Talking to Your Colleagues about Your Union


A union is as strong as its membership, so it is important for us to talk to colleagues about the work we are doing. We maintain a website, organize meetings, and send regular email announcements, but the most effective way for us to communicate is through one-on-one conversations. In these conversations, you talk to a colleague about issues related to their work, discuss how union involvement and collective action can address concerns or improve particular conditions, and ask your colleague to take a specific action that tests and builds their commitment to the union.

Detailed training materials produced by the AFT and other unions are available, but there is no magic prescription. Every experienced organizer has their own style and philosophy about the conversation. The most important thing is to try it! Start talking to people–you will gain comfort and experience as you go–and you will learn more about your union and UCF in the process.

One Person’s Experience with Office Visits:

As a brand new organizer about to begin work on a critical campaign with several experienced organizers, I was intimidated. Before holding conversations on my own, I shadowed another organizer as she talked with non-member instructors about union membership and I led a conversation with another organizer present. This is a short account of my learning curve and the lessons I absorbed.

The first 60 seconds are the hardest. My polite Midwestern sensibility makes me feel like I have to apologize for even approaching someone and taking up their time. Do not! Be polite of course and honest about what you are there to do, but this work is important and worth the time of faculty members. Opening with some kind of small talk is great to break the ice, but stay on task. “How long have you worked at UCF?” is a good way to get a conversation going about the union, especially if they have not been approached before.

Let them talk and listen up. The most daunting part about this kind of work is the feeling that no one will sign up unless you say the right thing. That is not true, there are no magic words. It is most effective to let people talk themselves into membership. Ask open ended questions about their work and as they answer, point out how the union can support their professional aspirations. What are their issues? What is their vision for their department/discipline/individual research? The conversation should be roughly 75% them, and 25% you.

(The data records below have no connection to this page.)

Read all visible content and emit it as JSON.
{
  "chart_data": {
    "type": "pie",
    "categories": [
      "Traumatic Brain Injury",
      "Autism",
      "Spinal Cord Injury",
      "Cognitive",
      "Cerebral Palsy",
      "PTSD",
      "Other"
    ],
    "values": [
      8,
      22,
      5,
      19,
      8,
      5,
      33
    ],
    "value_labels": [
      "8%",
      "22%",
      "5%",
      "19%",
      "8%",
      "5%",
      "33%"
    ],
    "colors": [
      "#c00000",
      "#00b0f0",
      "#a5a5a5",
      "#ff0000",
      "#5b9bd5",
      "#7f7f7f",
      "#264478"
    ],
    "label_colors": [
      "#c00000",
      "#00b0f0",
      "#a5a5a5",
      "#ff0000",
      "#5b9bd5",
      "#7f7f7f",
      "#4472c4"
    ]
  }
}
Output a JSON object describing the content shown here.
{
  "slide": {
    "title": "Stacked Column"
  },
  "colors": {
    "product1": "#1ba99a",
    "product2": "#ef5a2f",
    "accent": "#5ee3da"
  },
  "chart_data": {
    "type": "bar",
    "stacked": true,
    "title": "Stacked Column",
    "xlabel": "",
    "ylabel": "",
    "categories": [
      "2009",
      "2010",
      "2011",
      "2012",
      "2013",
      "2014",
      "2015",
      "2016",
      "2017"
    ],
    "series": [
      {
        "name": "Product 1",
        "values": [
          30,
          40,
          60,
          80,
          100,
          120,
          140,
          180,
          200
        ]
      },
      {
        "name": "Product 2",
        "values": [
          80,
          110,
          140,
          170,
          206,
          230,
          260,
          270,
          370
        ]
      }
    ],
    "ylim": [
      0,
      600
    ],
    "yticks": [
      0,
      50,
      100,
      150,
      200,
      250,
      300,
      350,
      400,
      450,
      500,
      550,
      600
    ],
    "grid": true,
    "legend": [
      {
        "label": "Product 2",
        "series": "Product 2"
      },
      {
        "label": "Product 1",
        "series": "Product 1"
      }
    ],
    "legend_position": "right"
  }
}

You are the perfect person for this work. You do not need to be a labor historian to do this work; effective organizing conversations are not dependent on specialized academic or legal training. Your lived experience as a faculty member at UCF is the most valuable information. Ask early and often. A person’s commitment to the union develops over time. This is a reality of organizing work; it’s sometimes frustrating, but it’s also very fulfilling when your patience and persistence pay off.

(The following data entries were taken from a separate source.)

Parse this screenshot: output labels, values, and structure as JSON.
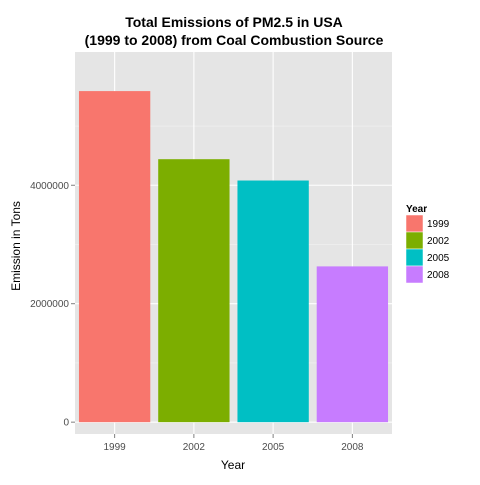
{
  "chart_data": {
    "type": "bar",
    "title_lines": [
      "Total Emissions of PM2.5 in USA",
      "(1999 to 2008) from Coal Combustion Source"
    ],
    "xlabel": "Year",
    "ylabel": "Emission in Tons",
    "categories": [
      "1999",
      "2002",
      "2005",
      "2008"
    ],
    "values": [
      5590000,
      4440000,
      4080000,
      2630000
    ],
    "colors": [
      "#F8766D",
      "#7CAE00",
      "#00BFC4",
      "#C77CFF"
    ],
    "ylim": [
      -200000,
      6250000
    ],
    "yticks": [
      0,
      2000000,
      4000000
    ],
    "ytick_labels": [
      "0",
      "2000000",
      "4000000"
    ],
    "grid": true,
    "panel_background": "#E5E5E5",
    "legend": {
      "title": "Year",
      "position": "right",
      "entries": [
        "1999",
        "2002",
        "2005",
        "2008"
      ]
    }
  }
}
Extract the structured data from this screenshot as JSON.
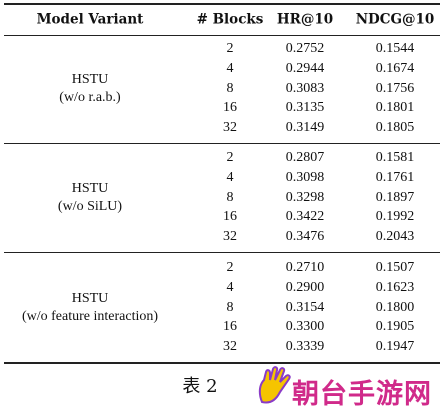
{
  "table": {
    "header": [
      "Model Variant",
      "# Blocks",
      "HR@10",
      "NDCG@10"
    ],
    "groups": [
      {
        "model": [
          "HSTU",
          "(w/o r.a.b.)"
        ],
        "rows": [
          [
            "2",
            "0.2752",
            "0.1544"
          ],
          [
            "4",
            "0.2944",
            "0.1674"
          ],
          [
            "8",
            "0.3083",
            "0.1756"
          ],
          [
            "16",
            "0.3135",
            "0.1801"
          ],
          [
            "32",
            "0.3149",
            "0.1805"
          ]
        ]
      },
      {
        "model": [
          "HSTU",
          "(w/o SiLU)"
        ],
        "rows": [
          [
            "2",
            "0.2807",
            "0.1581"
          ],
          [
            "4",
            "0.3098",
            "0.1761"
          ],
          [
            "8",
            "0.3298",
            "0.1897"
          ],
          [
            "16",
            "0.3422",
            "0.1992"
          ],
          [
            "32",
            "0.3476",
            "0.2043"
          ]
        ]
      },
      {
        "model": [
          "HSTU",
          "(w/o feature interaction)"
        ],
        "rows": [
          [
            "2",
            "0.2710",
            "0.1507"
          ],
          [
            "4",
            "0.2900",
            "0.1623"
          ],
          [
            "8",
            "0.3154",
            "0.1800"
          ],
          [
            "16",
            "0.3300",
            "0.1905"
          ],
          [
            "32",
            "0.3339",
            "0.1947"
          ]
        ]
      }
    ],
    "caption": "表 2",
    "watermark": "朝台手游网"
  }
}
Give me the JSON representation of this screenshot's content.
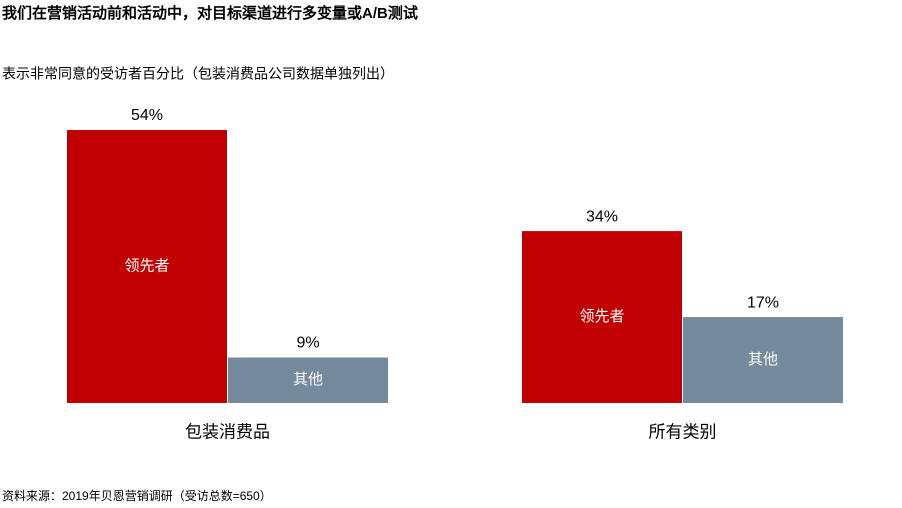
{
  "chart_data": {
    "type": "bar",
    "title": "我们在营销活动前和活动中，对目标渠道进行多变量或A/B测试",
    "subtitle": "表示非常同意的受访者百分比（包装消费品公司数据单独列出）",
    "source": "资料来源：2019年贝恩营销调研（受访总数=650）",
    "categories": [
      "包装消费品",
      "所有类别"
    ],
    "series": [
      {
        "name": "领先者",
        "color": "#c00000",
        "values": [
          54,
          34
        ],
        "value_labels": [
          "54%",
          "34%"
        ]
      },
      {
        "name": "其他",
        "color": "#768a9d",
        "values": [
          9,
          17
        ],
        "value_labels": [
          "9%",
          "17%"
        ]
      }
    ]
  }
}
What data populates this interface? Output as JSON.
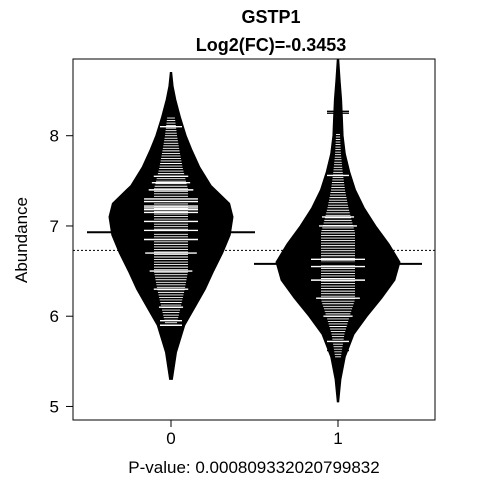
{
  "chart_data": {
    "type": "beanplot",
    "title": "GSTP1",
    "subtitle": "Log2(FC)=-0.3453",
    "xlabel": "P-value: 0.000809332020799832",
    "ylabel": "Abundance",
    "ylim": [
      4.85,
      8.85
    ],
    "yticks": [
      5,
      6,
      7,
      8
    ],
    "categories": [
      "0",
      "1"
    ],
    "overall_mean": 6.73,
    "groups": [
      {
        "name": "0",
        "mean": 6.93,
        "min": 5.3,
        "max": 8.7,
        "density": [
          [
            5.3,
            0.02
          ],
          [
            5.6,
            0.08
          ],
          [
            5.9,
            0.2
          ],
          [
            6.1,
            0.35
          ],
          [
            6.3,
            0.5
          ],
          [
            6.5,
            0.62
          ],
          [
            6.7,
            0.75
          ],
          [
            6.9,
            0.86
          ],
          [
            7.1,
            0.9
          ],
          [
            7.25,
            0.85
          ],
          [
            7.45,
            0.58
          ],
          [
            7.65,
            0.42
          ],
          [
            7.85,
            0.3
          ],
          [
            8.0,
            0.22
          ],
          [
            8.2,
            0.14
          ],
          [
            8.4,
            0.07
          ],
          [
            8.55,
            0.03
          ],
          [
            8.7,
            0.01
          ]
        ],
        "highlight_values": [
          8.1,
          7.55,
          7.48,
          7.4,
          7.3,
          7.27,
          7.22,
          7.2,
          7.18,
          7.15,
          7.05,
          6.95,
          6.85,
          6.7,
          6.5,
          6.3,
          6.1,
          5.95,
          5.9
        ]
      },
      {
        "name": "1",
        "mean": 6.58,
        "min": 5.05,
        "max": 8.85,
        "density": [
          [
            5.05,
            0.01
          ],
          [
            5.3,
            0.04
          ],
          [
            5.55,
            0.1
          ],
          [
            5.8,
            0.22
          ],
          [
            6.0,
            0.4
          ],
          [
            6.2,
            0.6
          ],
          [
            6.4,
            0.78
          ],
          [
            6.6,
            0.85
          ],
          [
            6.8,
            0.7
          ],
          [
            7.0,
            0.52
          ],
          [
            7.2,
            0.36
          ],
          [
            7.4,
            0.24
          ],
          [
            7.6,
            0.16
          ],
          [
            7.8,
            0.1
          ],
          [
            8.0,
            0.07
          ],
          [
            8.2,
            0.06
          ],
          [
            8.4,
            0.05
          ],
          [
            8.6,
            0.03
          ],
          [
            8.85,
            0.01
          ]
        ],
        "highlight_values": [
          8.27,
          8.25,
          7.56,
          7.1,
          7.0,
          6.63,
          6.55,
          6.4,
          6.2,
          6.0,
          5.72,
          5.62
        ]
      }
    ]
  }
}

Tips to Keep the Conversation Focused and Moving

Sometimes people are unsure about how to initiate a conversation. Keep it simple and be honest. There is nothing to hide–say you are with the union and want to talk to them about their work.

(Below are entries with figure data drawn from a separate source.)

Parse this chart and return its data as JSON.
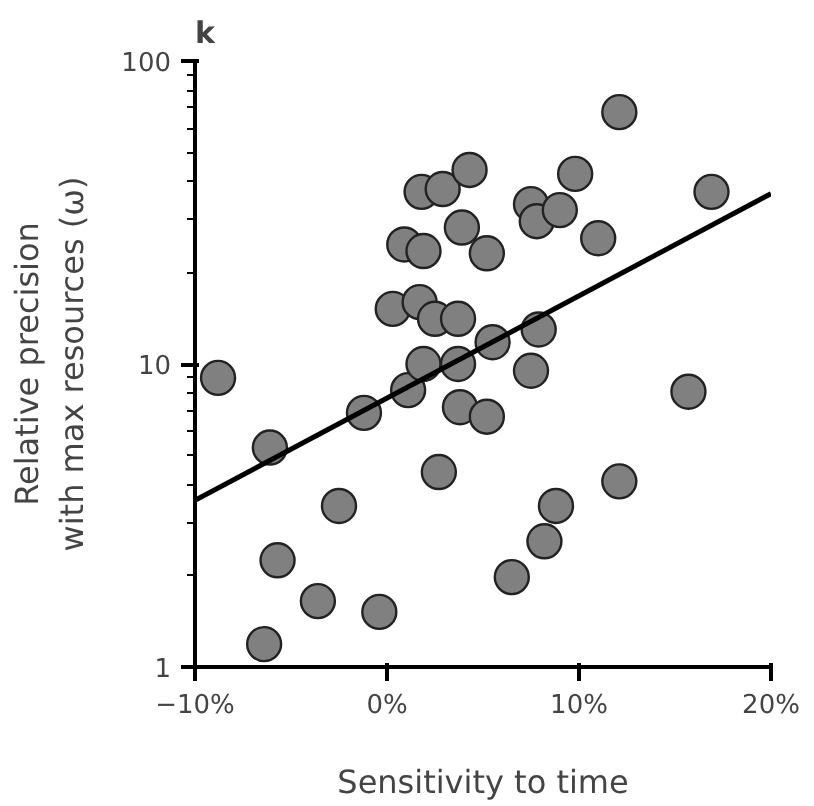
{
  "chart_data": {
    "type": "scatter",
    "title": "k",
    "xlabel": "Sensitivity to time",
    "ylabel": "Relative precision\nwith max resources (ω)",
    "log": "y",
    "grid": false,
    "xlim": [
      -10,
      20
    ],
    "xticks": [
      {
        "value": -10,
        "label": "−10%"
      },
      {
        "value": 0,
        "label": "0%"
      },
      {
        "value": 10,
        "label": "10%"
      },
      {
        "value": 20,
        "label": "20%"
      }
    ],
    "ylim": [
      1,
      100
    ],
    "yticks": [
      1,
      10,
      100,
      {
        "value": 2,
        "label": null
      },
      {
        "value": 3,
        "label": null
      },
      {
        "value": 4,
        "label": null
      },
      {
        "value": 5,
        "label": null
      },
      {
        "value": 6,
        "label": null
      },
      {
        "value": 7,
        "label": null
      },
      {
        "value": 8,
        "label": null
      },
      {
        "value": 9,
        "label": null
      },
      {
        "value": 20,
        "label": null
      },
      {
        "value": 30,
        "label": null
      },
      {
        "value": 40,
        "label": null
      },
      {
        "value": 50,
        "label": null
      },
      {
        "value": 60,
        "label": null
      },
      {
        "value": 70,
        "label": null
      },
      {
        "value": 80,
        "label": null
      },
      {
        "value": 90,
        "label": null
      }
    ],
    "series": [
      {
        "marker": "circle",
        "color": "#808080",
        "x": [
          -8.8,
          -6.1,
          -5.7,
          -6.4,
          -3.6,
          -2.5,
          -0.4,
          -1.2,
          1.1,
          2.7,
          3.8,
          5.2,
          8.8,
          8.2,
          6.5,
          12.1,
          1.9,
          3.7,
          0.3,
          1.7,
          2.5,
          3.7,
          5.5,
          7.9,
          7.5,
          0.9,
          1.9,
          3.9,
          5.2,
          1.8,
          2.9,
          4.3,
          7.5,
          7.8,
          9.0,
          9.8,
          11.0,
          12.1,
          16.9,
          15.7
        ],
        "values": [
          9.0,
          5.3,
          2.25,
          1.19,
          1.65,
          3.4,
          1.52,
          6.9,
          8.2,
          4.4,
          7.2,
          6.7,
          3.4,
          2.6,
          1.98,
          4.1,
          10,
          10,
          15.2,
          16,
          14.1,
          14.1,
          11.8,
          13,
          9.5,
          24.8,
          23.6,
          28.2,
          23.2,
          37,
          37.8,
          43.7,
          33.7,
          29.6,
          32.2,
          42.4,
          26,
          67.8,
          37,
          8.1
        ]
      },
      {
        "type": "line",
        "color": "#000000",
        "x": [
          -10,
          20
        ],
        "values": [
          3.55,
          36.5
        ]
      }
    ]
  }
}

Some questions to help you focus and move the conversation:

  • “How long have you been in this position?”
  • “What is the focus of your research?”
  • “Have you been involved with the union (or any union) in the past? What is your impression of the union?”
  • “What do your colleagues think about this problem? Do you ever discuss it at department meetings?”
  • “What would solve that problem/ improve things?”
  • “What is your typical workday like?”

Words of Wisdom

  • Remember the basic premise of organizing: we are building collective power to work against institutional, legal, or some other existing power structure. Collective power necessitates that people take action for themselves; we cannot do it for them. Organizing work–and the conversation as a key component–is how you facilitate people through the process of building collective power.
  • Keep in mind that the majority of people become involved in unions because it is in their interest to do so, not for ideological reasons. Do not assume you know someone’s issues or motivations; ask and find out what matters to them.
  • You are not making a sales pitch, and you are not asking a favor. You want the person to take action because it is in their interest to do so, not because of peer pressure, your irresistible charm, or because you caught them off-guard. None of these will inspire long term involvement.
  • You are not trying to win a debate. Do not feel like you need to be equipped with talking points or arguments to respond to any situation or position. You are genuinely trying to understand and respect a person’s perspective and interests and work from there.
  • Organizing is a process; do not think of a single conversation as an isolated event or a one-chance opportunity to create an activist from scratch. Organizing takes patience and persistence and you should think of organizing conversations as ongoing relationship building.
  • You cannot assess level of support without asking the faculty member. Do not assume from body language, statements made during the conversation, their politics, etc. that you know what they will say.
  • You should ask for a clear “Yes/No” response. It is better to hear “no” than to have a vague or implied (but weak) commitment.
  • Someone who refuses to openly support the union does not support the union. In other words, a weak, assumed, or implied commitment is not a commitment.